5.2 There is the issue of impartiality; the selective quoting of the Church of England's submission is a prime example of this, with their opinions as to leaving current arrangements regarding elective home education in place being excluded from the rest of their submission to the Review.

 

5.3 The initial on-line questionnaire that sought home educator's views was poorly worded and involved leading questions. The fact that the Review called for evidence online also excluded those who did not have access to the internet and therefore relied on being sent the online questionnaire from others.

 

5.4 The LAs had many more questions for their departments to fill in than ourselves. The views of the home educating community have not been adequately taken into account; rather reliance has been put on the LA's perspective. As home-educators we were left to find out from a fellow home-educator about there being a questionnaire, prior to this we had no knowledge that there was to be a Review. We are known to the LA yet there was no contact, to inform us of the questionnaire for the Review, and any input to which we were entitled.

 

5.5 On completion of the on-line questionnaire we were not notified of the publication of the Badman Review by the DCSF, despite requesting this via their on-line form. Home educating organizations also experienced this problem, only finding out the findings of the Review from the media on the day of publication.

 

6. Lastly we question the appropriateness of changes to home education being already in draft legislation, (contained within the Improving Schools and Safeguarding Children's Bill), yet the Consultation does not end until the 19th October. Surely if the Government are keen to hear our views on the recommendations there should be some pause for thought to allow for a more measured response.

 

7. In conclusion the Review is flawed both in methodology and content.

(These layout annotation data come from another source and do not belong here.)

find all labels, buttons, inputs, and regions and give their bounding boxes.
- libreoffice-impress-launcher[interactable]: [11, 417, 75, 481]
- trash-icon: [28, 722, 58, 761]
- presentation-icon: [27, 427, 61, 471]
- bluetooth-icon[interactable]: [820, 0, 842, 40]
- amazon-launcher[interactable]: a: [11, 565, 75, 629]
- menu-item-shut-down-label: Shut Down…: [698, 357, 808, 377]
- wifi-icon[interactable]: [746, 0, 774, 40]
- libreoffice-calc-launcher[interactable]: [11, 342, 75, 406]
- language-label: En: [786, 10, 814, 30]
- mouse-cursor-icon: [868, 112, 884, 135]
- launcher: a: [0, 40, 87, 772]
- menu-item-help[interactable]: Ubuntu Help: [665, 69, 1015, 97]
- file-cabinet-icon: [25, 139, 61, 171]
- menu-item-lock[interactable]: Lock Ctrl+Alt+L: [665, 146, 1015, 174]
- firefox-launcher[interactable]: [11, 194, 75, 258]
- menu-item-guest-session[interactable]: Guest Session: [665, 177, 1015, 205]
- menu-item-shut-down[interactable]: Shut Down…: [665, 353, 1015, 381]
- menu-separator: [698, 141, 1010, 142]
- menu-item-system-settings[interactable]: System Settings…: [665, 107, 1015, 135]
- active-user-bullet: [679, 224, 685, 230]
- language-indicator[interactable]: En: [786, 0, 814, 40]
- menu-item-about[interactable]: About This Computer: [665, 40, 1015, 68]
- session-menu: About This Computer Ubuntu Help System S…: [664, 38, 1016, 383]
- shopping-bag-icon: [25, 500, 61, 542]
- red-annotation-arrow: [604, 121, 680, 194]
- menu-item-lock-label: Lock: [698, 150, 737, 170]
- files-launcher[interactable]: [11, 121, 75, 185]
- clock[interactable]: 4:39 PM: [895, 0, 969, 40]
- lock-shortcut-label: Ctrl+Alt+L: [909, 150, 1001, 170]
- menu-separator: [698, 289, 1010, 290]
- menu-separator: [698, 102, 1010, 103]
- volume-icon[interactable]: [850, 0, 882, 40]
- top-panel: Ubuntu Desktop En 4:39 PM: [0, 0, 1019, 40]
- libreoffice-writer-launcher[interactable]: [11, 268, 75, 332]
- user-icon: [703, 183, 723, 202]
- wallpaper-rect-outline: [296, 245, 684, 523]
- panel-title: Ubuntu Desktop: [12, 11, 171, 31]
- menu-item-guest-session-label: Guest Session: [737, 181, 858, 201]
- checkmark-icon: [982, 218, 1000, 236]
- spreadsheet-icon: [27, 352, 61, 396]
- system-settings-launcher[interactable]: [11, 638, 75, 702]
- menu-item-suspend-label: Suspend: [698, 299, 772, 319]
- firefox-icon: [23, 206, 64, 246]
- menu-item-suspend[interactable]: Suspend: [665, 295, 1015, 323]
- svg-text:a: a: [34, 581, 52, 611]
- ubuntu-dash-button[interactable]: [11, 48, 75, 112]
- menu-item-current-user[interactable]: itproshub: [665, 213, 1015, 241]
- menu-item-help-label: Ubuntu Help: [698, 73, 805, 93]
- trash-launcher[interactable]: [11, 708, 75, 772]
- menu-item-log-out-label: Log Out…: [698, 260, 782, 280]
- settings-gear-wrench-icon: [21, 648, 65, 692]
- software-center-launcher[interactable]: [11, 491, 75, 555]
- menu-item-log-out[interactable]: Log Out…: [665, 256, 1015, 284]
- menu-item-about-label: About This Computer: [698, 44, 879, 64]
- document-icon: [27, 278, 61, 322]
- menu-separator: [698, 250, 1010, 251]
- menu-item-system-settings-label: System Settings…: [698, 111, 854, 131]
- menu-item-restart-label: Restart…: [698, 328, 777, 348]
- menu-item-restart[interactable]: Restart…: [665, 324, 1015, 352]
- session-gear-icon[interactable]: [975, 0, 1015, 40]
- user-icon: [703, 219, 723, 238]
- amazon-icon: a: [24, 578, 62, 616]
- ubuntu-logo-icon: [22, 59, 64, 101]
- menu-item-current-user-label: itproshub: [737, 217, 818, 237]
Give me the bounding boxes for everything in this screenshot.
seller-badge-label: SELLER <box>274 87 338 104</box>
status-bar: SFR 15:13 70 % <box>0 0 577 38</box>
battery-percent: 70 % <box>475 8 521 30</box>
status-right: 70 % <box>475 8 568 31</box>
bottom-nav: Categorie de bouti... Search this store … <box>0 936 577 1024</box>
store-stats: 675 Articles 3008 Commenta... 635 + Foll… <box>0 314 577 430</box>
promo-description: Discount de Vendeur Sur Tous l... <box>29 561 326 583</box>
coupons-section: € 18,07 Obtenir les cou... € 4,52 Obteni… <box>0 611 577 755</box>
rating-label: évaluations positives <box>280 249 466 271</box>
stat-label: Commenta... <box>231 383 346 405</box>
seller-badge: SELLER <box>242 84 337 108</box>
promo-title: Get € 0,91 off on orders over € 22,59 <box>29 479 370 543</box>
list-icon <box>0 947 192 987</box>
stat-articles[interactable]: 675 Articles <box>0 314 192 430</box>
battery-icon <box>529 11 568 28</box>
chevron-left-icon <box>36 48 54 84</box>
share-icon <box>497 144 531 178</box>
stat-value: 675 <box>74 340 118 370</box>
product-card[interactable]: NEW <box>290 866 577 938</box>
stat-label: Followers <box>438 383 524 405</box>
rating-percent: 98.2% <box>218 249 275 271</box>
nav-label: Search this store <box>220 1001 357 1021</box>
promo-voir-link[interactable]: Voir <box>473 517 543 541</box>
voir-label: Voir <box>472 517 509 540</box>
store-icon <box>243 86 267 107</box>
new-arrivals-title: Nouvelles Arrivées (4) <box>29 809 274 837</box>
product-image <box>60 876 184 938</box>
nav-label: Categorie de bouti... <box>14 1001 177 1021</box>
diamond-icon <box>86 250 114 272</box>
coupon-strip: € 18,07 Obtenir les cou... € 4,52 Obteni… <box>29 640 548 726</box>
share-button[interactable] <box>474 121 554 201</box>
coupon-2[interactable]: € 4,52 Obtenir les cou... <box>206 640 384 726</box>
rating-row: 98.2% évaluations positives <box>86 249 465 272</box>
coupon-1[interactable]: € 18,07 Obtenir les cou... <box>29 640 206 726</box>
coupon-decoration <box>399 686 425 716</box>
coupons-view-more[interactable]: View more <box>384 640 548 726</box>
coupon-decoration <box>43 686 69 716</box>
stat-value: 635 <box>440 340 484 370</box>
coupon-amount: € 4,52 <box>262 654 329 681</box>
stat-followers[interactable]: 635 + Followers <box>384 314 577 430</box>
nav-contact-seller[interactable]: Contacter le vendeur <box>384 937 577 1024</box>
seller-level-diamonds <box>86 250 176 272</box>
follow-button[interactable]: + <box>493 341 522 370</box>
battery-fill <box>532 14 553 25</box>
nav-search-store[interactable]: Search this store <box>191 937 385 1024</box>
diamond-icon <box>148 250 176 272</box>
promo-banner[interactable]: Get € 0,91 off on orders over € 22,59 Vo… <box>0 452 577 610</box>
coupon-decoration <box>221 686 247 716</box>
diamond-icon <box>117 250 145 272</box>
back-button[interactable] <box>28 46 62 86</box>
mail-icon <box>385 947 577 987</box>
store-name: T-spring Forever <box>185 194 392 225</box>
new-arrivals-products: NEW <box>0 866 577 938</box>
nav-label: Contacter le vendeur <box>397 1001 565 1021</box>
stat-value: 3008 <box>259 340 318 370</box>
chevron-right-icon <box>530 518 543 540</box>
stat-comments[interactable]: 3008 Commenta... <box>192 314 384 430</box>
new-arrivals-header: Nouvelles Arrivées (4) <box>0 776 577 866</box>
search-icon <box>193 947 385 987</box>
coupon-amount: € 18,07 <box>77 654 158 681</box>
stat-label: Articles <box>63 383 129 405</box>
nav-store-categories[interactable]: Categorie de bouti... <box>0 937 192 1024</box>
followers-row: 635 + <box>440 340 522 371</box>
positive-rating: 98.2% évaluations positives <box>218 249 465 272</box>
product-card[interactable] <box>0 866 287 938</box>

We would welcome a fair and balanced review, based on evidence not assumption, conducted by an individual with expertise in this field. We would also value LA personnel to be fully trained in the diversity of home education and the law surrounding it, with respect being given to the wishes of the children involved. We therefore ask for the Government to give due consideration to the views expressed from the public Consultation and the findings from yourselves, before it decides what course of action to take.